- Law firm Milbank held a bondholder call Wednesday urging Warner Bros. Discovery creditors to sign a cooperation pact to jointly negotiate better terms in the company’s debt exchange ahead of a May 26 deadline.
- Warner Bros. is asking bondholders to swap existing debt into new junior notes secured by nearly all assets of the combined Warner Bros.-Paramount entity — but longer-dated bondholders receive no coupon increase for making the swap, sparking creditor resistance.
- Bondholders who refuse to participate will be left with claims against a shell company after the Paramount Skydance acquisition closes, creating significant pressure to accept suboptimal terms.

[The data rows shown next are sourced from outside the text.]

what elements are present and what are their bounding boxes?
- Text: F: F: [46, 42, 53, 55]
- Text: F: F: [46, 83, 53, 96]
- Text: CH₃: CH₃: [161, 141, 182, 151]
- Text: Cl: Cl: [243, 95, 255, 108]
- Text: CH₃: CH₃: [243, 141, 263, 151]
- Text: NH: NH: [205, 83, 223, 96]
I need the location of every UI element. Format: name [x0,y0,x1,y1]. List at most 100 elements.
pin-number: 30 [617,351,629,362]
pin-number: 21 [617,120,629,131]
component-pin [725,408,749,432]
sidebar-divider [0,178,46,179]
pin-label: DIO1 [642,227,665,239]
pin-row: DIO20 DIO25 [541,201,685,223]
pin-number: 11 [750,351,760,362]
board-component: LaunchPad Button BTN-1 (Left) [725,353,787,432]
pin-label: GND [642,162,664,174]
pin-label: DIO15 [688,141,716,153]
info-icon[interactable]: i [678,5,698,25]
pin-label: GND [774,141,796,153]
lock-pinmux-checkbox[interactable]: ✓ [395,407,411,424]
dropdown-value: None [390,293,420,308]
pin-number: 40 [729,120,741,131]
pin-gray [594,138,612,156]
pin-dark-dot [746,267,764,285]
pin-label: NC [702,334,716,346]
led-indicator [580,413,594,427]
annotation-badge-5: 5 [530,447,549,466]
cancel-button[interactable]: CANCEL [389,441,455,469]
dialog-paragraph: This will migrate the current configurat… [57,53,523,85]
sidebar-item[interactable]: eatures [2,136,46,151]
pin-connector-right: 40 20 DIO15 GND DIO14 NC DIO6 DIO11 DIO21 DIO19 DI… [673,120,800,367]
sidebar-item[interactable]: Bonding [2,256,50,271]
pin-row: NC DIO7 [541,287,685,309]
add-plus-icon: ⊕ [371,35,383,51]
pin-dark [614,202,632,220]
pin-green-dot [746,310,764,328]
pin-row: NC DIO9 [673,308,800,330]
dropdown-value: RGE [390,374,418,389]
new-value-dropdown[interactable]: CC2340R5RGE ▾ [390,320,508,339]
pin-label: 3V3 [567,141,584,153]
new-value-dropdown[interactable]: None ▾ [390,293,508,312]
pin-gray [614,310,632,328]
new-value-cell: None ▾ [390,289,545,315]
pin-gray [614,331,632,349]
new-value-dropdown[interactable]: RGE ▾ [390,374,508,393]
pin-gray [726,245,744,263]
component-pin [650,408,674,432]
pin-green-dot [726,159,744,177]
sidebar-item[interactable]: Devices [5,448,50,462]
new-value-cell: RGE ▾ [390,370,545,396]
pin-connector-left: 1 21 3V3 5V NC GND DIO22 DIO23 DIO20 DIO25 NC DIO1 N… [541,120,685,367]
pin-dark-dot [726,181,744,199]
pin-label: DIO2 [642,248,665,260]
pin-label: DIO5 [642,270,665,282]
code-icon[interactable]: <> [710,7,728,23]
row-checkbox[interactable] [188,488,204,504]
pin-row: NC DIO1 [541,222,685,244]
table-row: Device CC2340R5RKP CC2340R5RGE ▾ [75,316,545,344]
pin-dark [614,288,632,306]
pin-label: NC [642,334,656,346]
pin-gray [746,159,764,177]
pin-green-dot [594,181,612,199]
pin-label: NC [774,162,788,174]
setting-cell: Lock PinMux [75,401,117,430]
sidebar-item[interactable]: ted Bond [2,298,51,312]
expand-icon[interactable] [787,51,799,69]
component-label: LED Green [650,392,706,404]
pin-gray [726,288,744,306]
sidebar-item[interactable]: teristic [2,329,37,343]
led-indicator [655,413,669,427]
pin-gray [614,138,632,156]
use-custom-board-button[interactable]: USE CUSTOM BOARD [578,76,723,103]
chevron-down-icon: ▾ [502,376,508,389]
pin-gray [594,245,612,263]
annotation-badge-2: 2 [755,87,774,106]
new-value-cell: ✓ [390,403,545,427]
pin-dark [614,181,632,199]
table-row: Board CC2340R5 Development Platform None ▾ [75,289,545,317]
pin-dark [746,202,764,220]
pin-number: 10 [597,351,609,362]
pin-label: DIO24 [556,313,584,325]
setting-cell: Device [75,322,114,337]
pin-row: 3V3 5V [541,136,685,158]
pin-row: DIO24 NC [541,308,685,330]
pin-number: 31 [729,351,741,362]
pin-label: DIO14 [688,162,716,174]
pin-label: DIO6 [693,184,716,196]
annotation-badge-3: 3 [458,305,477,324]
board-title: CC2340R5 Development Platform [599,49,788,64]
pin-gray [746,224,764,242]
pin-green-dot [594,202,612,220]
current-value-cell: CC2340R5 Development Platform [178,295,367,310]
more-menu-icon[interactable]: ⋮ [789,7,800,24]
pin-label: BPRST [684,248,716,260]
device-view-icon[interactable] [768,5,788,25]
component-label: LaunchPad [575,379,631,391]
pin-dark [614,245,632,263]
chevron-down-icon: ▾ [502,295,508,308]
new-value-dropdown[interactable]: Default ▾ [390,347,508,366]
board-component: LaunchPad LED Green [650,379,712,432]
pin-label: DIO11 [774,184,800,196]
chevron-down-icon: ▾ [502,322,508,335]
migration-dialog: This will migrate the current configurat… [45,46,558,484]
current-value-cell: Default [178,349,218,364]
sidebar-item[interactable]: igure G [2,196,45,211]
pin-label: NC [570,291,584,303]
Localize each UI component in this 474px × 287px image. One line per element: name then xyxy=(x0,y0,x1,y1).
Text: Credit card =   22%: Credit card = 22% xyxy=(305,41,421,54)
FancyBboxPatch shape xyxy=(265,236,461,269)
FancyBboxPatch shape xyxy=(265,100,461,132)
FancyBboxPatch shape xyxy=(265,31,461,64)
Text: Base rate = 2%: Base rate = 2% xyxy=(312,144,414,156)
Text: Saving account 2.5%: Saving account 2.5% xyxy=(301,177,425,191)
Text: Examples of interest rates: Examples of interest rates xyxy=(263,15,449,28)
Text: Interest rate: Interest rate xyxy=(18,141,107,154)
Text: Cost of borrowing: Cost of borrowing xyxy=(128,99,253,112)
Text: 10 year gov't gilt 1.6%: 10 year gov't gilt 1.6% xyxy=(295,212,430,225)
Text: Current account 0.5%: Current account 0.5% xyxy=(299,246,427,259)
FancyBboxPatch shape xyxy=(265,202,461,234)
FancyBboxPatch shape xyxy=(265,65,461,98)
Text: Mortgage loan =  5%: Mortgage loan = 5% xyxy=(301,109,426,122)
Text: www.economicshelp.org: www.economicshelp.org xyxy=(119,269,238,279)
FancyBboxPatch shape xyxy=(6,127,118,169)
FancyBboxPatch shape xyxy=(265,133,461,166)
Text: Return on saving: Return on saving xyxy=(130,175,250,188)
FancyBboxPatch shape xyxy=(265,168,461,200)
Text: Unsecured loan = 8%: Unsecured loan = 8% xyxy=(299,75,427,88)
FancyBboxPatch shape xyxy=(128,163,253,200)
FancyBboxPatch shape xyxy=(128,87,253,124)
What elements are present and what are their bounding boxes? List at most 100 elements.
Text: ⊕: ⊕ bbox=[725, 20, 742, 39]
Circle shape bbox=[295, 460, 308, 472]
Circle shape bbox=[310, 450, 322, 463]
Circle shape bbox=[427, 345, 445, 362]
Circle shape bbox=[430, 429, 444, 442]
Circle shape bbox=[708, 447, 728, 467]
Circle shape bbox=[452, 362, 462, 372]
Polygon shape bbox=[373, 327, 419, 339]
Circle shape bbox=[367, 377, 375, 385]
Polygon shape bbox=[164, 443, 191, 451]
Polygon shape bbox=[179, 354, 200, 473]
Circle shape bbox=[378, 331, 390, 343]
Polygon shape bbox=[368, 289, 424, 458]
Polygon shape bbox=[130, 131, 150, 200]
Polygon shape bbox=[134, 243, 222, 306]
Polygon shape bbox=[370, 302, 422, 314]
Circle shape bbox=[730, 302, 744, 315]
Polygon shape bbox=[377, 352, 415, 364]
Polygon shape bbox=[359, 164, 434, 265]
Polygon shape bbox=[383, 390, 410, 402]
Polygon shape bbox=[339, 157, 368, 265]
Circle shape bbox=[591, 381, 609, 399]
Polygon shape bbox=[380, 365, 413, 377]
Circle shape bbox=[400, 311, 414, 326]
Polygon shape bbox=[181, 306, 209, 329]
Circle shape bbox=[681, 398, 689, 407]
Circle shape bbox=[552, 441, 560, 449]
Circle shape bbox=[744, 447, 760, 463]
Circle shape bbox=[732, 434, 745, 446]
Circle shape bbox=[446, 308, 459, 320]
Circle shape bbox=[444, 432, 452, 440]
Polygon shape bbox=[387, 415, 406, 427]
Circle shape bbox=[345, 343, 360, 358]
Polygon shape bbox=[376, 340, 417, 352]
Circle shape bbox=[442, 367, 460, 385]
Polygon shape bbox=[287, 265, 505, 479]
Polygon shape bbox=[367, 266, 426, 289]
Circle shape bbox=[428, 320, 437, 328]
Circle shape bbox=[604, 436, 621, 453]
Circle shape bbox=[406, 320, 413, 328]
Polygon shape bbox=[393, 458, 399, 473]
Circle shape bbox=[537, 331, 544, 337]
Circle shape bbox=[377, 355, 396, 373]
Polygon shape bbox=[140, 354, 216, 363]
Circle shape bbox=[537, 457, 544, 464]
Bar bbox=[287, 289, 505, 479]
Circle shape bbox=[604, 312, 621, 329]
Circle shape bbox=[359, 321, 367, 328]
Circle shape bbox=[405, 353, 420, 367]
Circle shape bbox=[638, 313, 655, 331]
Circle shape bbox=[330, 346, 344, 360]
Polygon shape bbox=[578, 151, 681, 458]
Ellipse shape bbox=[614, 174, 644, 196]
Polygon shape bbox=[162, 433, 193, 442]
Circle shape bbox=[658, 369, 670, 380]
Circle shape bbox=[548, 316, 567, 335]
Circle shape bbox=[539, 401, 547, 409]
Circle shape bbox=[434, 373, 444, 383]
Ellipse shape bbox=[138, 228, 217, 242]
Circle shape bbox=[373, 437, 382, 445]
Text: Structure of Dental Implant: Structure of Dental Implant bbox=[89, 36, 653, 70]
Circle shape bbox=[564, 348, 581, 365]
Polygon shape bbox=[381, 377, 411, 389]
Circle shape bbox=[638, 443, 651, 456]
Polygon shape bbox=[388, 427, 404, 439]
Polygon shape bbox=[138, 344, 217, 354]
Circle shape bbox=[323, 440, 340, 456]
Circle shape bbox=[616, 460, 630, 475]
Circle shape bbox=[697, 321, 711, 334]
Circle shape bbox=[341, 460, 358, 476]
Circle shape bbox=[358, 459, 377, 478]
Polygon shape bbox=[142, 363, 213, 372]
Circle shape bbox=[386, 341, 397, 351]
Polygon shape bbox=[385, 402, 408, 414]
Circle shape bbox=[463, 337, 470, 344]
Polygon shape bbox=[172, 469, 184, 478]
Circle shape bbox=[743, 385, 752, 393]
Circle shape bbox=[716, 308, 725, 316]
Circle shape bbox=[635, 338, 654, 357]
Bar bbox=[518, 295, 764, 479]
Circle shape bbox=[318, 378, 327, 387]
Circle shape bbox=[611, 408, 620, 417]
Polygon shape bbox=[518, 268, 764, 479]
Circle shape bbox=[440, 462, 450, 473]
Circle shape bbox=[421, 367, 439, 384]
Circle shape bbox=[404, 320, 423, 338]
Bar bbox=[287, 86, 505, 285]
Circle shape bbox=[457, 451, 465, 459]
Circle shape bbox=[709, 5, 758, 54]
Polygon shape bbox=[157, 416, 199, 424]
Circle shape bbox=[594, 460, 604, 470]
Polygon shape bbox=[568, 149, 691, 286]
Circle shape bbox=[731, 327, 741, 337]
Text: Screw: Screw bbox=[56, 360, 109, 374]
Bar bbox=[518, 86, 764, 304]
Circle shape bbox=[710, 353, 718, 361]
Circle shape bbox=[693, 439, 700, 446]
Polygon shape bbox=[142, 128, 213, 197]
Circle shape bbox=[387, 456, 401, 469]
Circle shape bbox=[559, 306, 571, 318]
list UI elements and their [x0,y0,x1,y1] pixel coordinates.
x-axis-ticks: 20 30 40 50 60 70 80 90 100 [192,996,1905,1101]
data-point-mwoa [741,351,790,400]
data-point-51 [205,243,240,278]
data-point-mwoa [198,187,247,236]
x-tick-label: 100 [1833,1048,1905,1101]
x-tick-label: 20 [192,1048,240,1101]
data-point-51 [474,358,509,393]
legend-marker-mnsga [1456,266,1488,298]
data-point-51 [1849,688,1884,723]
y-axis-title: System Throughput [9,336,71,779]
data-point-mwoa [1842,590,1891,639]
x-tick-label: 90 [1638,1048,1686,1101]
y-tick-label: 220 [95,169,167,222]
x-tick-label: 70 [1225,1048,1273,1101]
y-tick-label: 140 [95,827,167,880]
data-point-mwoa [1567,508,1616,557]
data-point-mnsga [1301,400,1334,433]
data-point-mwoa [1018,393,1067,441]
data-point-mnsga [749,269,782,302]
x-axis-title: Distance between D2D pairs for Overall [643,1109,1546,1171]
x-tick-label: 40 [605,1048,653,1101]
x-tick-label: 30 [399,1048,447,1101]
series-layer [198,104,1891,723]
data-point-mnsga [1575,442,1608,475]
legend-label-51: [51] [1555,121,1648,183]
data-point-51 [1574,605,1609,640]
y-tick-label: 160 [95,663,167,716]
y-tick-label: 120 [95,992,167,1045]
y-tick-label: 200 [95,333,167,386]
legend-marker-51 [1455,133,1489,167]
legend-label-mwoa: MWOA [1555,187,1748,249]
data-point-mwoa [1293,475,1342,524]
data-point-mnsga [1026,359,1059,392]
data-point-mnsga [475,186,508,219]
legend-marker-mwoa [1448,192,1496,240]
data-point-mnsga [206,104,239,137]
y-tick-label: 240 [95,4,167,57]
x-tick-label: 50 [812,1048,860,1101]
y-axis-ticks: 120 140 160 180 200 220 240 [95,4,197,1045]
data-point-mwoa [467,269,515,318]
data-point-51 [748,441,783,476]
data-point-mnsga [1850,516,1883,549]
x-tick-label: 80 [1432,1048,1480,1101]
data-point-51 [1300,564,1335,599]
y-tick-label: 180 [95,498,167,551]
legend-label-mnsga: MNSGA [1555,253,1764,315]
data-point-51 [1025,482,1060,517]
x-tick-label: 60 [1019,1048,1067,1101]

- Bankers are preparing a $49 billion debt sale to finance the Paramount takeover, with premarketing expected to launch within weeks, making resolution of the bondholder standoff time-critical.
What Happened?
Milbank, the law firm, held a call with Warner Bros. Discovery bondholders Wednesday to rally them into a coordinated negotiating bloc ahead of a May 26 deadline for a debt exchange that is a prerequisite for the company’s $110 billion acquisition by Paramount Skydance Corp. The exchange asks creditors to swap existing notes into new junior bonds secured by nearly all assets of the combined Warner Bros. and Paramount entity. While some shorter-dated bondholders receive a coupon increase, holders of longer-dated bonds get no such compensation — a disparity that has become a flashpoint. Creditors who refuse to participate face a worse outcome: their claims would sit against a shell company after the deal closes, effectively subordinating them without the protection the new structure offers. CreditSights recommended bondholders take the deal, citing the “substantial downside” for holdouts, while also noting the deadline — which includes the three-day Memorial Day weekend — was “designed to give noteholders little time to organize.”
Why It Matters?
The bondholder standoff is the last major financial obstacle between the current Warner Bros. Discovery structure and the completion of one of the largest media mergers in history. A $49 billion debt financing backing the Paramount acquisition is already in pre-marketing, and any creditor resistance that delays or complicates the exchange could create significant friction for the deal timeline. The Warner Bros. debt saga also illustrates a recurring pattern in large leveraged M&A: companies use tight deadlines, unfavorable alternatives, and the complexity of the creditor community to push through debt exchanges on terms that favor the acquirer. JPMorgan used the same five-day-window tactic when Warner Bros. split in half last year. Organized creditor resistance — as Milbank is now trying to assemble — is the primary check on that practice.
What’s Next?
The May 26 deadline is the critical near-term event. If Milbank succeeds in building a bondholder coalition before then, Warner Bros. and its advisers at Citi and Bank of America will face pressure to improve terms — likely a coupon increase for longer-dated bondholders. If the coalition fails to materialize in time, the exchange will likely proceed on current terms with holdouts left in an inferior position. Either way, the $49 billion acquisition financing launch is expected shortly after, making the debt capital markets trajectory of this deal one of the most consequential in the leveraged finance market this year.